Le jeudi 26 novembre 2020, l’Inde a connu la plus grande grève organisée dans l’histoire de l’humanité comme le relatait Initiative communiste récemment. 250 millions d’employés, de fonctionnaires, d’ouvriers s’étaient mis en grève pour combattre les lois néolibérales de Modi qui veut profiter de la confrontation commerciale entre la Chine et les USA pour que l’industrie américaine délocalise sa production de Chine en Inde. De plus, en bon néolibéral, il ne peut qu’imaginer la destruction du droit social indien pour relancer l’économie indienne. Tout cela les JRCF l’avaient pointé. Alors que la gestion catastrophique du coronavirus lors du grand confinement de l’Inde avait poussé des centaines de millions de travailleurs des villes sur les routes, en exil forcé vers les campagnes où ils espéraient y survivre plus facilement alors que la vie économique était arrêtée sans aucune protection sociale. Ces travailleurs avaient alors souffert de la faim. On aurait pu penser que la résignation les gagnerait. C’est ne pas connaître la grande force des Indiens, maniant, pour qui connaît l’Inde, le célèbre art du « jugaat », le système D indien, et une grande force de résistance. Après les salariés du public et du privé, ce sont les paysans qui joignent cette résistance, les fermiers bloquent les routes au Pendjab et en Haryana, pour protester contre les lois néolibérales appelées « agri-laws ». Pour relayer leur message et leurs revendications, nous traduisons ici un article de People’s Democracy, l’hebdomadaire du Communist Party of India (Marxist).
de Ashok Dhawale traduit par le collectif international JRCF
On n’a jamais rien vu de tel en Inde au cours des dernières décennies – un gouvernement qui mène une guerre contre son propre peuple, ses propres agriculteurs, les annadatas (nourriciers en marathi) de notre pays.
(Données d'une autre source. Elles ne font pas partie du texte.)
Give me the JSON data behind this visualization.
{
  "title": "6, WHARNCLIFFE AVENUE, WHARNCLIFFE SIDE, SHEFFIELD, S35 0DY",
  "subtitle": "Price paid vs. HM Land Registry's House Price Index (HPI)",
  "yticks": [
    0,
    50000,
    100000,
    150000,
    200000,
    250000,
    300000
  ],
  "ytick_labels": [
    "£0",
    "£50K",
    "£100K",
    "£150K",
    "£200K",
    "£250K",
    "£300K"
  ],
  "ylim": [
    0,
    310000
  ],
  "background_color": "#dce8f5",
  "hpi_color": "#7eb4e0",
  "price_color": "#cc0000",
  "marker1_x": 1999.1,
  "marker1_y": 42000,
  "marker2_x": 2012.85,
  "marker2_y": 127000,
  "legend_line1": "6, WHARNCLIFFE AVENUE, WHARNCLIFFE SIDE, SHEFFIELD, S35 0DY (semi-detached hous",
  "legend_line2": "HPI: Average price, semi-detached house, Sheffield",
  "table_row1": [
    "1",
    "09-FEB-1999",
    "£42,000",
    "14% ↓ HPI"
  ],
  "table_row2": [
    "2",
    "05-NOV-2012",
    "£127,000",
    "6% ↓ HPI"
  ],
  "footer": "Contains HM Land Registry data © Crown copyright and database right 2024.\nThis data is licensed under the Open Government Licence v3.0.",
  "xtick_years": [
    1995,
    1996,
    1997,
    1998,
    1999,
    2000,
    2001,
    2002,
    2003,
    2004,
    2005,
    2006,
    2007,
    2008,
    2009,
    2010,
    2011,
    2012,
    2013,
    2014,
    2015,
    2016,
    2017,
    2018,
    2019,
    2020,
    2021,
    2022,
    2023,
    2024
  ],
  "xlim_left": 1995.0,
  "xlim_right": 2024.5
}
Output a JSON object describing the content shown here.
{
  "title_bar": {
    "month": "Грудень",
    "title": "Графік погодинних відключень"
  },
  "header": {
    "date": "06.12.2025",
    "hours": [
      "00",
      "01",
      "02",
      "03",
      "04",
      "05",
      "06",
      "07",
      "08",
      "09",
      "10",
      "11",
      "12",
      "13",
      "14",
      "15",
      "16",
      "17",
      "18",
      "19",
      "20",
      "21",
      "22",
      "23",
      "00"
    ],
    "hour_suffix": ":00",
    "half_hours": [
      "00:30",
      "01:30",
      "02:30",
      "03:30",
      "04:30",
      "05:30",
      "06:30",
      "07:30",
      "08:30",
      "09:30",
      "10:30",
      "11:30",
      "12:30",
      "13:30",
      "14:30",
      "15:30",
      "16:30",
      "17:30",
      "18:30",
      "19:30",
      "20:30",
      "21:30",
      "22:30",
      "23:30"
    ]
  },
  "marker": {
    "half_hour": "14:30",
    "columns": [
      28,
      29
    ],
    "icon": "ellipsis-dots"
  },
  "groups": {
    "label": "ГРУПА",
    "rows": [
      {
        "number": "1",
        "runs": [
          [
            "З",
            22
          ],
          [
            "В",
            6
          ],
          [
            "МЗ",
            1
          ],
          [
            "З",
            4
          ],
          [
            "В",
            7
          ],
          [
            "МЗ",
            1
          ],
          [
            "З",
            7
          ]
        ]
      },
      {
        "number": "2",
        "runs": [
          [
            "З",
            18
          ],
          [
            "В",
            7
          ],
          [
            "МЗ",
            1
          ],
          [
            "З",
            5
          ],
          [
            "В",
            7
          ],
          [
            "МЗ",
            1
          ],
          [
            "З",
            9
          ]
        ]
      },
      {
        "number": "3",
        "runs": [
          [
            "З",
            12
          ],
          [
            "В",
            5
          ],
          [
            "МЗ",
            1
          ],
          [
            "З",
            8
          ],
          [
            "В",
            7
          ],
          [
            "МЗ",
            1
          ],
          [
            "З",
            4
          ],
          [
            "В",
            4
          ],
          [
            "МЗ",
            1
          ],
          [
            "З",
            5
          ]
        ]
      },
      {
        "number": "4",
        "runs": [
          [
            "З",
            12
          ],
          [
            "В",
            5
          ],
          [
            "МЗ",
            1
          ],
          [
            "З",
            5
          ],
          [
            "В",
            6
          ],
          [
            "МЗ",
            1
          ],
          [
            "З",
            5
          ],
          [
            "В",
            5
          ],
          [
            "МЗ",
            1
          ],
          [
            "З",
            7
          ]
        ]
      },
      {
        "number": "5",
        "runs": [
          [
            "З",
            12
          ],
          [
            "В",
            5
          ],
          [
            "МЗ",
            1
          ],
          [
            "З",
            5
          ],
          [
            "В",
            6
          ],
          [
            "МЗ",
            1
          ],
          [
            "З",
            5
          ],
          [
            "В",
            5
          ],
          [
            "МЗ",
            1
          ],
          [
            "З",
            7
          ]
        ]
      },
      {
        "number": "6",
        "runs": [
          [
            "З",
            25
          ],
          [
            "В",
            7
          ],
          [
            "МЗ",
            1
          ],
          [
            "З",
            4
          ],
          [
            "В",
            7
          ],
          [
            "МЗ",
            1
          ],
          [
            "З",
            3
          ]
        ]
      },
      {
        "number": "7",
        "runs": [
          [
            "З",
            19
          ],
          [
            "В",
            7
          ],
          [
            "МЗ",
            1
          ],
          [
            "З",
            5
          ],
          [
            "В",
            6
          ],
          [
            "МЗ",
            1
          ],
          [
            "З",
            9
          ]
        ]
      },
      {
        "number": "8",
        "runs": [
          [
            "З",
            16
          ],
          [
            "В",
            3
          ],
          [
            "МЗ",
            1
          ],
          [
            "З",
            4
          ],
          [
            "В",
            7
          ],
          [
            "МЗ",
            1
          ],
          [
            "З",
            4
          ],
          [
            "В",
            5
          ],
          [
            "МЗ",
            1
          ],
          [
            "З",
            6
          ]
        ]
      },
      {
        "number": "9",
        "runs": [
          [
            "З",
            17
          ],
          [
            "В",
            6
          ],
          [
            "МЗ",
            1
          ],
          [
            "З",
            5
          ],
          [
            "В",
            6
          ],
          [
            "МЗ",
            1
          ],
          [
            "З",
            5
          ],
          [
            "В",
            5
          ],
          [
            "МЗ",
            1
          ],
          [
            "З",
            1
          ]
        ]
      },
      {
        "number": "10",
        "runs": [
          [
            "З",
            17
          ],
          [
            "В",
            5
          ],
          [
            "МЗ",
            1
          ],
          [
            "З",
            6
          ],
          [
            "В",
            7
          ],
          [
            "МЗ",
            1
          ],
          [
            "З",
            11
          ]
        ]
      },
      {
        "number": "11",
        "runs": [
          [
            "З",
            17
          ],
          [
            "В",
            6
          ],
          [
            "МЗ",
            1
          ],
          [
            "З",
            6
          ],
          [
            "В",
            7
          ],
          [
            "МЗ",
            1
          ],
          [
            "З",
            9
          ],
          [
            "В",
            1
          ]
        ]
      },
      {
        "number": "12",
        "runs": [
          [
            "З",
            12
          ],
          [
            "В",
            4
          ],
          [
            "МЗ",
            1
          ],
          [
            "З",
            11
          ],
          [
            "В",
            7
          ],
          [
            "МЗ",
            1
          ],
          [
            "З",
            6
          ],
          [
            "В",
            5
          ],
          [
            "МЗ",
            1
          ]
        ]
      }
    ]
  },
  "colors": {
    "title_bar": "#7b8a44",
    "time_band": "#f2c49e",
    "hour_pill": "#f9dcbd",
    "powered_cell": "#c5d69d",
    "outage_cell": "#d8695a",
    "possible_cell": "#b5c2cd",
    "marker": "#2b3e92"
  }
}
Mais c’est précisément ce qu’ont fait les gouvernements Bharatiya Janata Party-Rashtriya Swayamsevak Sangh et leur police – tant au centre qu’en Haryana. Ils ont dirigé la force des canons à eau sur les fermiers du Pendjab et de l’Haryana. Ils ont fait tomber une accusation de meurtre sur un jeune agriculteur qui avait grimpé dans le camion-citerne et éteint les canons à eau. Ils ont attaqué les fermiers avec d’innombrables grenades de gaz lacrymogène. Ils ont eu recours à des charges brutales. Ils ont arrêté des centaines de militants paysans. Ils ont érigé d’énormes barricades et des clôtures de fil de fer barbelé. Ils ont même creusé des tranchées larges et profondes sur les routes nationales pour arrêter l’avancée des fermiers vers la capitale nationale, Delhi. Le célèbre gouvernement BJP de l’Uttar Pradesh a également réprimé les fermiers qui venaient traverser l’Uttar Pradesh pour aller à Delhi.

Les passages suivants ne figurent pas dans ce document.